The minister detailed how some of the funding had been specifically aimed at assisting small-to-medium operators in the arts and live music sectors.

“One that I’m really keen on is the Play Local program, which is all about enabling live music and performing arts venues to program Queensland artists to support the employment of independent artists and organisations and arts workers.

“I think right now, given we know that the international borders will still be very much restricted for quite some time, the idea of being able to support in a really hyperlocal way our artists here in Queensland and I’m really keen to see how that program is going to make some impact on the ground.

“There’ll be another grant stream around what we’re calling the First Nations Commissioning Fund, which will enable independent First Nations artists and organisations to be able to continue to invest in new productions, new visual arts exhibitions, just so that we can see the ongoing employment for First Nations artists and arts workers.

“Then there’s another stream called the first night showcases program, which is all about supporting independent artists and organisations to present some new words at some of our venues so Judith Wright Centre, for instance, in Brisbane, and Bulmba-ja Arts Centre in Cairns, they’ll be doing that through an expression of interest.”

Enoch said the $4.15 million component of the funding announcement would include venue support, dedicated support for youth theatre, as well as a focus on supporting the expansion of digital performance.

She said the Government had been working with some of the state’s major performing arts companies and other stakeholders to ensure audiences felt safe to return to venues when live performances returned.

“For instance, there’s a heap of work happening over at QPAC, about, how do we socially distance and make it safe for people to come back so that they can feel confident about that. But ultimately we have to take the health advice on this and I think even though it’s painful, everybody understands that that’s what we have to do.

“In the meantime, It’s the arts and cultural and creative sector, where the innovative, creative ideas about how do you navigate all of this, how do you find new ways to do things, you know, that’s what’s bubbling away and needs to be supported and that’s what our funding announcement will be doing – supporting that great resilience and incredible creativity of that sector to bounce back.”

Enoch has also renewed her calls for the Federal Government to expand JobKeeper to ensure arts workers – may of whom have been deemed ineligible under current criteria – are covered by the scheme.

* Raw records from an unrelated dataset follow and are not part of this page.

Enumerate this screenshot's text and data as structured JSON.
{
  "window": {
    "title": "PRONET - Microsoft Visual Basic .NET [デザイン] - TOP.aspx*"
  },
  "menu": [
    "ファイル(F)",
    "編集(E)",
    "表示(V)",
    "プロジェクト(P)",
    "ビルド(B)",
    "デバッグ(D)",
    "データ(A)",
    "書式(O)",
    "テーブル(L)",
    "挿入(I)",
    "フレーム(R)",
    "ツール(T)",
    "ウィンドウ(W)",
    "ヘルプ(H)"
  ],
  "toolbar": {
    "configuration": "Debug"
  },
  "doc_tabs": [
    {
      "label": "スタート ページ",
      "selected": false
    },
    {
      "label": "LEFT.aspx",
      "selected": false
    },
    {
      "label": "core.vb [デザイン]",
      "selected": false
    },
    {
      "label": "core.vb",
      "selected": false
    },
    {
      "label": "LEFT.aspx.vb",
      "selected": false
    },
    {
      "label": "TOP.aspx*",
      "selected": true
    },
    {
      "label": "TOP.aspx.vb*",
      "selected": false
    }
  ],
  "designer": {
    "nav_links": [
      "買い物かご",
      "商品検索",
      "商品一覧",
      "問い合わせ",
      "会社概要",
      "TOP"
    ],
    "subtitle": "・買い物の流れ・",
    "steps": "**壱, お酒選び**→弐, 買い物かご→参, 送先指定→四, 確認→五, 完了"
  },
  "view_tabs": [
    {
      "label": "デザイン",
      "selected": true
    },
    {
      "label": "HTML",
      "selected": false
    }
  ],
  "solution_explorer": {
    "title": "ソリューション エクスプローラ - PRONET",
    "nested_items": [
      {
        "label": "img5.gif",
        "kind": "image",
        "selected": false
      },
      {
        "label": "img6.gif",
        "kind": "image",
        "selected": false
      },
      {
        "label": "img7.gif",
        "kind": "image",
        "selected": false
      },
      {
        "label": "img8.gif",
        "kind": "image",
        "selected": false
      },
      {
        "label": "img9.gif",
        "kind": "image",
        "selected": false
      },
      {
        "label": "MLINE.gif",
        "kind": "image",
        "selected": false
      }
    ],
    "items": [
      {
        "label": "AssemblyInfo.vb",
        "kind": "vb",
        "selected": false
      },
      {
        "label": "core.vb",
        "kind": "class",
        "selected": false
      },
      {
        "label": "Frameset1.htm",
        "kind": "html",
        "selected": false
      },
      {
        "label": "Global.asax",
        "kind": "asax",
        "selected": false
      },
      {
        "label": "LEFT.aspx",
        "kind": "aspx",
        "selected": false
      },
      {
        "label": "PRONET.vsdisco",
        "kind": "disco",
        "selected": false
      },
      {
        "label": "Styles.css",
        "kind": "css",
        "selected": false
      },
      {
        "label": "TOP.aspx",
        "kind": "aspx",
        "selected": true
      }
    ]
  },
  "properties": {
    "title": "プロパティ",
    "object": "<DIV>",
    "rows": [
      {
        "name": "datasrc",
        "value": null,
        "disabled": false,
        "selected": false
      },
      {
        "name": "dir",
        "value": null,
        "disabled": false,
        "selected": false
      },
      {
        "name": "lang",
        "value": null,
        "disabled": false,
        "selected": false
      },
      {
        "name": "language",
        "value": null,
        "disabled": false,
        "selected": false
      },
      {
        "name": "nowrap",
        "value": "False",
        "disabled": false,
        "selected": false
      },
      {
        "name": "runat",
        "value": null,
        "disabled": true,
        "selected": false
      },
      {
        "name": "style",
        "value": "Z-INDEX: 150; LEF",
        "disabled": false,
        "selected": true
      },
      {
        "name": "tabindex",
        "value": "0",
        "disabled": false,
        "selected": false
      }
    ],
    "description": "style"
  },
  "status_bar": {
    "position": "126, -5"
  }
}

“I stand firm on my request to the Federal Government, I’ve written three times to the Federal Minister [Paul Fletcher], I’ve raised it at the two ministerial sort of meetings that we’ve had, I’ve been very vocal and very strong on this, they should be revisiting the JobKeeper criteria, and they could do that right now.

“They should be revisiting their criteria right now to broaden it for some of these independent freelancers and independent artists, and they should be looking at the extension of JobKeeper – particularly for the arts and cultural sector but also the tourism sector. So expand the criteria and extend that beyond September because there’s no way the arts sector is going to be able to pull up in time.”